# Homework Help: Energy Equations! Need help with energy of system & coefficient of friction

1. Oct 30, 2008

### EgererI

1. The problem statement, all variables and given/known data

A man with mass 78.0 kg sits on a platform suspended from a movable pulley, and raises himself at constant speed by a rope passing over a fixed pulley. The platform and the pulleys have negligible mass. Assume that there are no friction losses.

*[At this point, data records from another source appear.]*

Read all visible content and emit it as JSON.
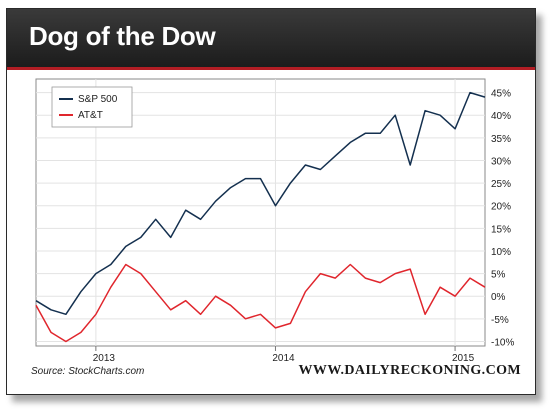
{
  "header": {
    "title": "Dog of the Dow"
  },
  "footer": {
    "source": "Source: StockCharts.com",
    "brand": "WWW.DAILYRECKONING.COM"
  },
  "colors": {
    "header_bg": "#262626",
    "accent_red": "#b21d24",
    "sp500": "#14304f",
    "att": "#e0262d"
  },
  "chart_data": {
    "type": "line",
    "title": "Dog of the Dow",
    "xlabel": "",
    "ylabel": "",
    "x_ticks": [
      "2013",
      "2014",
      "2015"
    ],
    "x_range": [
      "2012-09",
      "2015-03"
    ],
    "y_ticks": [
      "45%",
      "40%",
      "35%",
      "30%",
      "25%",
      "20%",
      "15%",
      "10%",
      "5%",
      "0%",
      "-5%",
      "-10%"
    ],
    "ylim": [
      -11,
      48
    ],
    "grid": true,
    "legend_position": "top-left",
    "series": [
      {
        "name": "S&P 500",
        "x": [
          "2012-09",
          "2012-10",
          "2012-11",
          "2012-12",
          "2013-01",
          "2013-02",
          "2013-03",
          "2013-04",
          "2013-05",
          "2013-06",
          "2013-07",
          "2013-08",
          "2013-09",
          "2013-10",
          "2013-11",
          "2013-12",
          "2014-01",
          "2014-02",
          "2014-03",
          "2014-04",
          "2014-05",
          "2014-06",
          "2014-07",
          "2014-08",
          "2014-09",
          "2014-10",
          "2014-11",
          "2014-12",
          "2015-01",
          "2015-02",
          "2015-03"
        ],
        "values": [
          -1,
          -3,
          -4,
          1,
          5,
          7,
          11,
          13,
          17,
          13,
          19,
          17,
          21,
          24,
          26,
          26,
          20,
          25,
          29,
          28,
          31,
          34,
          36,
          36,
          40,
          29,
          41,
          40,
          37,
          45,
          44
        ]
      },
      {
        "name": "AT&T",
        "x": [
          "2012-09",
          "2012-10",
          "2012-11",
          "2012-12",
          "2013-01",
          "2013-02",
          "2013-03",
          "2013-04",
          "2013-05",
          "2013-06",
          "2013-07",
          "2013-08",
          "2013-09",
          "2013-10",
          "2013-11",
          "2013-12",
          "2014-01",
          "2014-02",
          "2014-03",
          "2014-04",
          "2014-05",
          "2014-06",
          "2014-07",
          "2014-08",
          "2014-09",
          "2014-10",
          "2014-11",
          "2014-12",
          "2015-01",
          "2015-02",
          "2015-03"
        ],
        "values": [
          -2,
          -8,
          -10,
          -8,
          -4,
          2,
          7,
          5,
          1,
          -3,
          -1,
          -4,
          0,
          -2,
          -5,
          -4,
          -7,
          -6,
          1,
          5,
          4,
          7,
          4,
          3,
          5,
          6,
          -4,
          2,
          0,
          4,
          2
        ]
      }
    ]
  }
}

Find the increase in the energy of the system when he raises himself 1.10 m. (Answer by calculating the increase in potential energy and also by computing the product of the force on the rope and the length of the rope passing through his hands.)

&

A block with mass m = 0.60 kg is forced against a horizontal spring of negligible mass, compressing the spring a distance of 0.20 m (Fig. 7.31). When released, the block moves on a horizontal table top for 1.00 m before coming to rest. The spring constant k is k = 120 N/m. What is the coefficient of kinetic friction, µk between the block and the table?

2. Relevant equations

The big energy equation
KE(translational) + PE(gravitational) + PE(spring) +/- work = KE(translational) + PE(gravitational) + PE(spring) or
1/2mv^2 + mgh + 1/2kx^2 +/- work = 1/2mv^2 + mgh + 1/2kx^2

friction = coefficient-of-friction x normal force

3. The attempt at a solution

for question 1
the work needed to pull the rope so he goes up, I found it to be 254.8 N, since there are three ropes I had to divide the actual work if there were no pullies by three and so that's what I got.
Then I'm just fuzzy on the question and what I'm looking for--I know the answer needs to be in KJ
254.8 N X 1.1m + 78kg X 9.8m/s^2 X 1.1m = 1121.12J
and then converted to KJ = 1.12
that answer is not correct though

for question 2

I figured that the initial part of the Energy equation only needed the potential spring energy and the Work done on it [friction]. The final part of the energy equation I thought to have nothing needed. The distance the block goes is either .8m or 1m

Rearrange the equation and I got:
1/2kx^2 = work
1/2kx^2 = f X d
1/2 X 120n/m X .2^2 = f X .8m
then using f= coefficient X normal force
f=.51
1/2 X 120n/m x .2^2 = f X 1m
f=.408

neither are correct though

2. Oct 31, 2008

### tiny-tim

Welcome to PF!

Hi EgererI! Welcome to PF!
i] there are two ropes … one attached to the platform, the other being pulled by the man (and yeah, I know they're joined )

ii] sorry, but you're completely missing the point …

there are two separate ways of calculating the energy, and the question wants you to practise each of them …

you can use conservation of energy (KE + PE = constant),

or you can use the work-energy theorem (∆W = ∆KE).

Try again!
hmm … you divided by 9.8 x 0.6 … looks right to me.